PHOTOGRAPHIE DE Esa, C. Carreau
Cet essai fait partie d’une série dans laquelle des écrivains, des scientifiques et des passionnés d’astronomie nous confient pourquoi ils se sentent personnellement liés à des sondes ou robots spatiaux.

 

Cher Huygens,

Je voudrais m’excuser auprès de toi et de ton équipe. Bien qu’à l’époque je travaillais au Jet Propulsion Laboratory de la NASA sur les données collectées par ton compagnon l’orbiteur Cassini, je ne me souviens pas du lieu où je me trouvais lorsque j’ai vu tes premières images de Titan.

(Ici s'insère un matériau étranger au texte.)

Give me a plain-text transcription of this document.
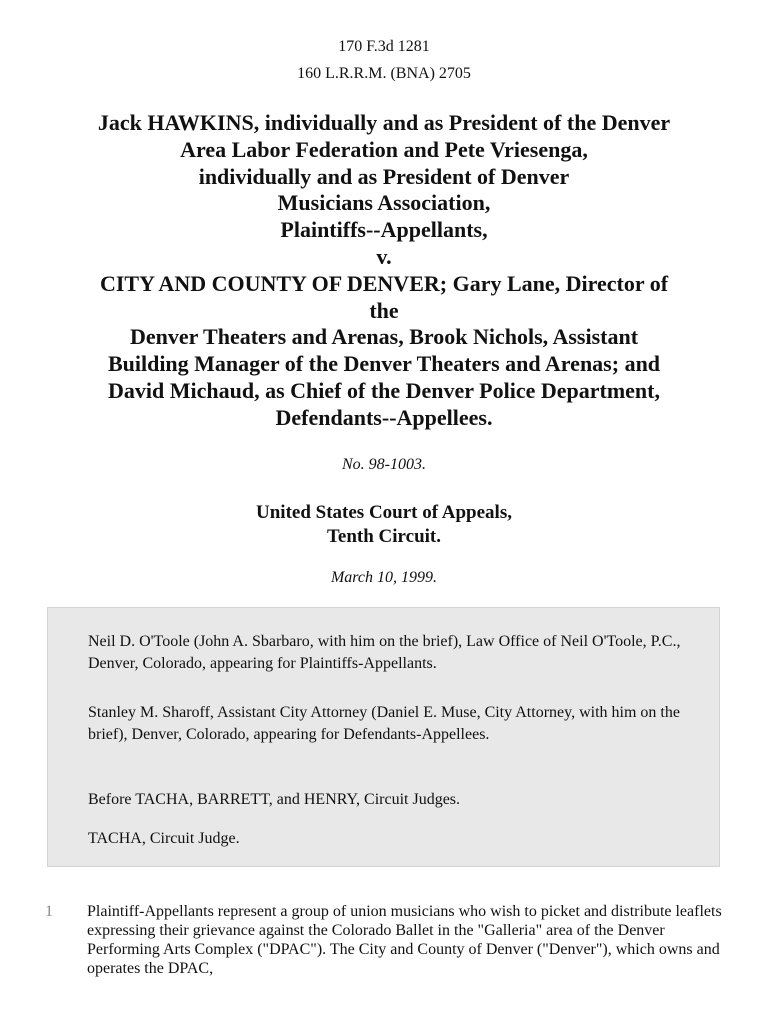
170 F.3d 1281
160 L.R.R.M. (BNA) 2705
Jack HAWKINS, individually and as President of the Denver
Area Labor Federation and Pete Vriesenga,
individually and as President of Denver
Musicians Association,
Plaintiffs--Appellants,
v.
CITY AND COUNTY OF DENVER; Gary Lane, Director of
the
Denver Theaters and Arenas, Brook Nichols, Assistant
Building Manager of the Denver Theaters and Arenas; and
David Michaud, as Chief of the Denver Police Department,
Defendants--Appellees.
No. 98-1003.
United States Court of Appeals,
Tenth Circuit.
March 10, 1999.

Neil D. O'Toole (John A. Sbarbaro, with him on the brief), Law Office of Neil O'Toole, P.C., Denver, Colorado, appearing for Plaintiffs-Appellants.

Stanley M. Sharoff, Assistant City Attorney (Daniel E. Muse, City Attorney, with him on the brief), Denver, Colorado, appearing for Defendants-Appellees.

Before TACHA, BARRETT, and HENRY, Circuit Judges.

TACHA, Circuit Judge.

1 Plaintiff-Appellants represent a group of union musicians who wish to picket and distribute leaflets expressing their grievance against the Colorado Ballet in the "Galleria" area of the Denver Performing Arts Complex ("DPAC"). The City and County of Denver ("Denver"), which owns and operates the DPAC,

À vrai dire, j’ai très peu prêté attention à ton atterrissage. Je me souviens très clairement de cette journée du 14 janvier 2005, mais pas pour ta réussite. À l’époque, je souffrais d’un problème de santé qui allait nécessiter, quelques semaines plus tard, une opération, et alors que j’étais coincée dans les embouteillages habituels de Los Angeles après ma visite chez le médecin, j’ai appris que j’avais tout simplement raté mon test d’entrée de physique pour la faculté, amenuisant mes espoirs de faire un master et de devenir scientifique. J’ai beaucoup pleuré ce jour-là, mais mes larmes n’exprimaient pas une joie relative à l’exploration spatiale.

Heureusement, ma jambe n’avait rien, j'en suis tirée avec une cicatrice géante de presque 8 cm. Et j’ai été acceptée dans les programmes d’études supérieures où je voulais vraiment être prise. Depuis, tes belles données et moi avons passé beaucoup de temps ensemble.

Ta descente à travers l’atmosphère de Titan n’était que le début de ce qui allait devenir l’un des voyages d’exploration les plus spectaculaires de l’histoire de l’humanité. Ton meilleur ami et compagnon de longue date, la sonde Cassini, a ainsi découvert que le système de Saturne était plus encore intéressant que ce que nous avions pu imaginer dans nos rêves les plus fous. Et même si ta visite sur Titan a été brève, 219 minutes exactement, tu as fait quelque chose que Cassini n’a jamais pu faire : tu as touché la surface d’un nouveau monde pour la première fois. Tu nous as appris des choses sur Titan que nous n’aurions pas pu savoir sans aller sur cette lune.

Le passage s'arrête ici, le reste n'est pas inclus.